Эта последовательная и твердо проводящаяся линия исходит от ЖУГЖДЫ…
В состоявшейся беседе, происходившей на квартире КАРСАВИНА, последний, определяя состояние дел в Вильнюсском Госуниверситете, заявил, что состав профессоров не отвечает даже минимальным требованиям высшего учебного заведения. Он указал, что Наркомпрос грубо и неумело проводит в профессора людей, который явно не доросли до профессорского звания. В пример КАРСАВИН привел БАЛЬДЖЮСА.
БАЛЬДЖЮСА КАРСАВИН охарактеризовал как человека невежественного, несоответствующего званию доцента[17].
После того, как при первой встрече Карсавин уклонился от сотрудничества, офицер стал докучать его посещениями.

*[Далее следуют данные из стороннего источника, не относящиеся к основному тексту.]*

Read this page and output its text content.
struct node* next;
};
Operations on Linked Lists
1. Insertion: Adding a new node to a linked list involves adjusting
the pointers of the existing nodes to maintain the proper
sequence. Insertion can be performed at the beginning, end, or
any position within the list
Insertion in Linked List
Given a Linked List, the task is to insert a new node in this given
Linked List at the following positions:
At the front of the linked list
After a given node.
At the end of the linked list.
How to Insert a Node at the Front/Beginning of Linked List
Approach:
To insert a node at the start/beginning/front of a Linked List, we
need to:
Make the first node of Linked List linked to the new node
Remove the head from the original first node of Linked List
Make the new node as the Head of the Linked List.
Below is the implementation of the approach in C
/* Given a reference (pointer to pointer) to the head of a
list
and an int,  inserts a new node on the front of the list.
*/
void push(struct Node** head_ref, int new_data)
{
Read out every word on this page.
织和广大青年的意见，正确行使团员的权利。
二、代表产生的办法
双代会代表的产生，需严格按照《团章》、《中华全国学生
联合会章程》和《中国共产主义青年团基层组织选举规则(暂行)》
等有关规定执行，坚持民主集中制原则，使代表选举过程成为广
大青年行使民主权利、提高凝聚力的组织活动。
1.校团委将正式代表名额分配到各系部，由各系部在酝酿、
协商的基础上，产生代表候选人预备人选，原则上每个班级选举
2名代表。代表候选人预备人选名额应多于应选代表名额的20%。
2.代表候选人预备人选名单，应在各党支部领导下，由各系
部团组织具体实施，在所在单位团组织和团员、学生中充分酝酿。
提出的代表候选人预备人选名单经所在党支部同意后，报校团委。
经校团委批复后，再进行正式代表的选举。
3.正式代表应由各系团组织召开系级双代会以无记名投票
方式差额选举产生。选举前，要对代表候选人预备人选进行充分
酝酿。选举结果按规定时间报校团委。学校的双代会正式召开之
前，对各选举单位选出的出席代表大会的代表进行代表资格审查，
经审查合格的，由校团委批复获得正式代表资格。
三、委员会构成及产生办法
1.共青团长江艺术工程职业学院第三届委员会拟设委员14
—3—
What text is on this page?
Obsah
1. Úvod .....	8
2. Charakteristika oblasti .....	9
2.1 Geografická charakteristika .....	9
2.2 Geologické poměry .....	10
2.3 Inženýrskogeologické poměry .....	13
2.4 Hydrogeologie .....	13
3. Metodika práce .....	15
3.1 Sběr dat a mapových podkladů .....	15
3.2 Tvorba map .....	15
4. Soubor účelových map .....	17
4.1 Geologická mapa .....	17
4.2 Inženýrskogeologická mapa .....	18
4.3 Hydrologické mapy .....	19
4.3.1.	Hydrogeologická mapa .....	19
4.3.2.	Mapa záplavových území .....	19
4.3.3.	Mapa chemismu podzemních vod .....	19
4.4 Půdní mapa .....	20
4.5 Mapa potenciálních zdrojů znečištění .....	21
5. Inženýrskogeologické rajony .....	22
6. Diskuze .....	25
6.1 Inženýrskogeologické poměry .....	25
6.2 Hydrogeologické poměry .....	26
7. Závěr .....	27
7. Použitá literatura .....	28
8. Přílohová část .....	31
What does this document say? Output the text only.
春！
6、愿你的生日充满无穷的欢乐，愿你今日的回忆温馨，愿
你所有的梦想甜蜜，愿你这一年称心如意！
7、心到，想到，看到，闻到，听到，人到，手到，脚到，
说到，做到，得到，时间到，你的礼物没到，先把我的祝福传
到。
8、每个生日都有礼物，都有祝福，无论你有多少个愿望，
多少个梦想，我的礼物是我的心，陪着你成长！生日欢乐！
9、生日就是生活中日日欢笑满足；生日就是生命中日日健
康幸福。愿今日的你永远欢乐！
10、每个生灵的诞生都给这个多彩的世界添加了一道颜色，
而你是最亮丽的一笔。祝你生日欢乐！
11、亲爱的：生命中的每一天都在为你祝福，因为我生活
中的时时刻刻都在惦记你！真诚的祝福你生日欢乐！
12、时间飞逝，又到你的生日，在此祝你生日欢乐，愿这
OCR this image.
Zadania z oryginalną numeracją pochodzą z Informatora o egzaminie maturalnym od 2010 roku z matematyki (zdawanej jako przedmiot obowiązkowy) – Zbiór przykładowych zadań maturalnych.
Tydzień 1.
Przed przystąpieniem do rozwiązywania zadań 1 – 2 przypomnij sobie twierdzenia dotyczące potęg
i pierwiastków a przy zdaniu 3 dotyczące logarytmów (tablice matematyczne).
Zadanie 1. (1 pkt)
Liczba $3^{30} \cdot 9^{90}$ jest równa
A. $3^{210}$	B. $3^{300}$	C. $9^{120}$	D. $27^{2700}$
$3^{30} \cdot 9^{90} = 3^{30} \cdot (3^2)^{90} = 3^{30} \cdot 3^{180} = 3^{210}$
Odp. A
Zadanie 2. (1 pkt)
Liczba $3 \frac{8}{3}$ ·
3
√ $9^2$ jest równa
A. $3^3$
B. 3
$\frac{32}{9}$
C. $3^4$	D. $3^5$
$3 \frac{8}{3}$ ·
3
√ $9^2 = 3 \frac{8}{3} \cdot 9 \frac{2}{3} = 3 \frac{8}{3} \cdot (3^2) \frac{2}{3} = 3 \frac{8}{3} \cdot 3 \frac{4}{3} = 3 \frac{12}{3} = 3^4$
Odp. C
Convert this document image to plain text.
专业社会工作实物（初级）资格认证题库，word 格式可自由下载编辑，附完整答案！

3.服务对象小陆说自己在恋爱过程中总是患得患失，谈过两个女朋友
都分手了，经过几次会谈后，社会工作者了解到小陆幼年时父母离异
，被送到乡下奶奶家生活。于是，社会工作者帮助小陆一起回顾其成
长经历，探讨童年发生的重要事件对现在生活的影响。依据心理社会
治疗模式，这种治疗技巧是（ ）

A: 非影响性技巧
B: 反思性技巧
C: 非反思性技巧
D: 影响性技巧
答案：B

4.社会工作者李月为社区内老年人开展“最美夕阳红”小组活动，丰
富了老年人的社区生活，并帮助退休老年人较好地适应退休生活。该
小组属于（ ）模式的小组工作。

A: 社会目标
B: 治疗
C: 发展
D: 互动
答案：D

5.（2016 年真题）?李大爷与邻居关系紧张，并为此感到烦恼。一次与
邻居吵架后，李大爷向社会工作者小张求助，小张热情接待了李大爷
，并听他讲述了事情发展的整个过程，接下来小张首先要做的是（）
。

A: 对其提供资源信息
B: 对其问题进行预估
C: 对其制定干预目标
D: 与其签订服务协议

При этом майор все настойчивее требовал сведения о конкретных людях и продолжил всячески запугивать. Как можно понять по тексту доноса, Карсавин попытался вывернуться из щекотливого положения, и решил задеть самолюбие офицера, чтобы отбить у того охоту для «доверительных» встреч. При очередном посещении Лев Платонович в глаза заявил своему визитеру:
«Я хорошо понимаю необходимость помогать органам государственной безопасности и как русский человек сам чувствую эту обязанность, в особенности в обстановке военного времени, но я не могу превратиться в сексота, в агентишку. Я готов помочь чем и как могу, но в таком случае мне хотелось бы иметь дело с человеком, который бы меня понимал. Все советские люди должны бороться с врагом и помогать органам и я недумаю отказываться помогать, но это нужно делать толково»[18].
ДАЛЕЕ С ПОЛНЫМ ТЕКСТОМ МОЖНО ОЗНАКОМИТЬСЯ В
журнале Вестник РГГУ: «Философия, социология, искусствоведение» № 4, часть 2 за 2023 г.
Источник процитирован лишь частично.